Dem Schneider von Ulm war es nicht vergönnt, über der Donau zu schweben – Fallwinde, von denen man beim Besuch von König Friedrich I. im Jahr 1811 noch nichts wusste, führten zu seinem Absturz. Die ersten Teile vom Berblinger-Turm an der Donau, der ein neues Wahrzeichen der Stadt Ulm werden soll, schwebten aber gestern Morgen am hohen Kran: Zwei Drittel des Turmes, etwa 20 Tonnen schwer, wurden von Fahrzeugen per Kran auf die Fläche an der Adlerbastei abgeladen, weitere Teile werden im Lauf der Woche antransportiert. Die Montage des Turmes geschieht hinter Absperrgittern, auf Platten, die bereits am Wochenende auf dem Boden bei den Platanen und Kastanien der Wiese ausgelegt worden waren.
Der Turm für den Berblinger wird an der Donau montiert
Milica Jeremic, Leiterin des städtischen Gebäudemanagements, ist froh über die Pünktlichkeit der Fertigung der Teile: Sogar der ursprüngliche Einweihungstermin im Mai hätte gehalten werden können, wäre nicht die Corona-Epidemie gekommen. Nicht nur alle Teile des Turms sind fertig, sondern auch die narrative Installation, die Besuchern die Geschichte Berblingers während der Besteigung des Turms erzählen und nachvollziehbar machen wird, ist komplett und funktioniert; der Turm wird zwischen Ende Mai und Anfang Juni fertig montiert sein. Auch finanziell, schätzt die Ingenieurin, wird man im Rahmen der – zuletzt veranschlagten – 750000 Euro bleiben. „Wir halten die schwarze Null“, sagt sie.
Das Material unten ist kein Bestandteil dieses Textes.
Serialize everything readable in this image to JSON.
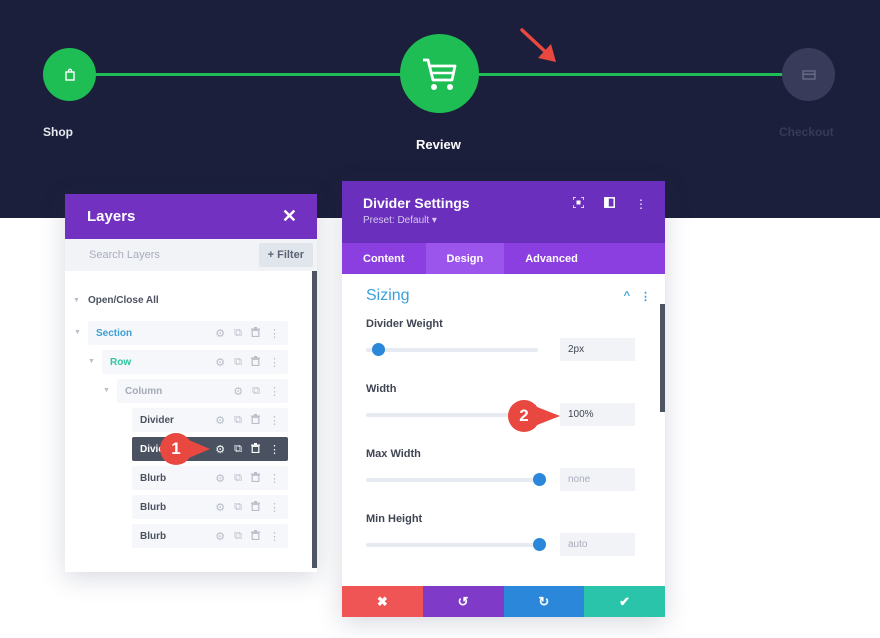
{
  "progress": {
    "steps": [
      {
        "label": "Shop",
        "icon": "shopping-bag-icon",
        "state": "done"
      },
      {
        "label": "Review",
        "icon": "cart-icon",
        "state": "current"
      },
      {
        "label": "Checkout",
        "icon": "credit-card-icon",
        "state": "upcoming"
      }
    ],
    "colors": {
      "active": "#1fbe55",
      "inactive": "#383c5a",
      "background": "#1b1f3b"
    }
  },
  "layers": {
    "title": "Layers",
    "search_placeholder": "Search Layers",
    "filter_label": "+ Filter",
    "open_close_all": "Open/Close All",
    "rows": [
      {
        "label": "Section",
        "color": "#3c9ed4"
      },
      {
        "label": "Row",
        "color": "#2ec4a1"
      },
      {
        "label": "Column",
        "color": "#a3a9b6"
      },
      {
        "label": "Divider",
        "color": "#4b5160"
      },
      {
        "label": "Divider",
        "color": "#ffffff"
      },
      {
        "label": "Blurb",
        "color": "#4b5160"
      },
      {
        "label": "Blurb",
        "color": "#4b5160"
      },
      {
        "label": "Blurb",
        "color": "#4b5160"
      }
    ]
  },
  "settings": {
    "title": "Divider Settings",
    "preset": "Preset: Default ▾",
    "tabs": [
      "Content",
      "Design",
      "Advanced"
    ],
    "active_tab": "Design",
    "section": "Sizing",
    "fields": [
      {
        "label": "Divider Weight",
        "value": "2px",
        "slider": 0.03
      },
      {
        "label": "Width",
        "value": "100%",
        "slider": null
      },
      {
        "label": "Max Width",
        "value": "none",
        "slider": 1.0
      },
      {
        "label": "Min Height",
        "value": "auto",
        "slider": 1.0
      }
    ],
    "footer": {
      "cancel": "✖",
      "undo": "↺",
      "redo": "↻",
      "save": "✔"
    },
    "footer_colors": {
      "cancel": "#ef5555",
      "undo": "#7f3ac8",
      "redo": "#2b87da",
      "save": "#29c4a9"
    }
  },
  "annotations": {
    "badge1": "1",
    "badge2": "2",
    "color": "#e8483f"
  }
}
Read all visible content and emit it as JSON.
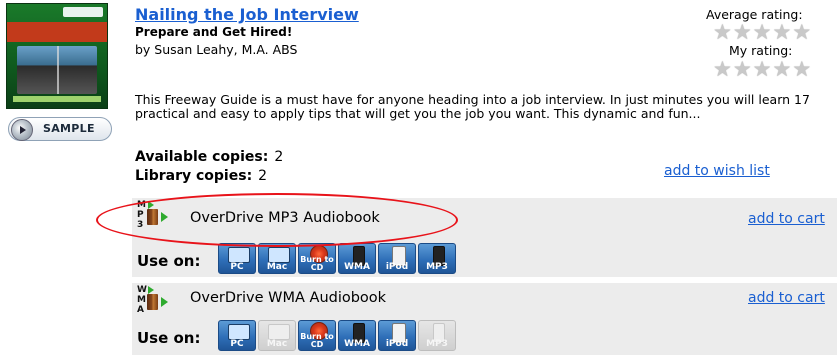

Die Eröffnung, nach Corona-bedingten Verlegungen dann exakt auf den 250. Geburtstag Berblingers am 24. Juni terminiert, muss wegen einer Stadtratssitzung noch um einen Tag nach hinten verschoben werden, berichtet Milica Jeremic. Die Einweihungsfeier des Turmes soll nun am 25. Juni stattfinden – und kann wegen der Epidemie wohl nur mit einem Kreis von geladenen Gästen, die den vorgeschriebenen Abstand wahren müssen, auf der Gesamtfläche der Wiese um den Turm begangen werden. Ob es dabei französischen Champagner und württembergischen Trollinger geben wird – wie Johannes Schweikle den königlichen Besuch 1811 in seinem Berblinger-Roman „Fallwind“ beschrieb, der zu Berblingers Absturz führte – steht noch in den Sternen.
30 Personen dürfen gleichzeitig auf den Ulmer Berblinger-Turm
Gesichert ist, dass die Wendeltreppe des geneigten Turms ab der Einweihung bestiegen werden darf. Im Normalfall dürfen sich maximal 30 Personen gleichzeitig auf dem Turm aufhalten, was ein Drehkreuz regeln wird. Die maximale Besucherzahl für die Zeit der Epidemie muss nach dann jeweils geltenden Abstandsregeln festgelegt werden. Die Windverhältnisse an der Donau, die so ganz anders sind als bei Berblingers gelungenen Flugversuchen am Michelsberg, werden die Stadt noch länger beschäftigen: Ein Jahr lang wird man das Schwingungsverhalten des Turmes beobachten und die Windverhältnisse messen.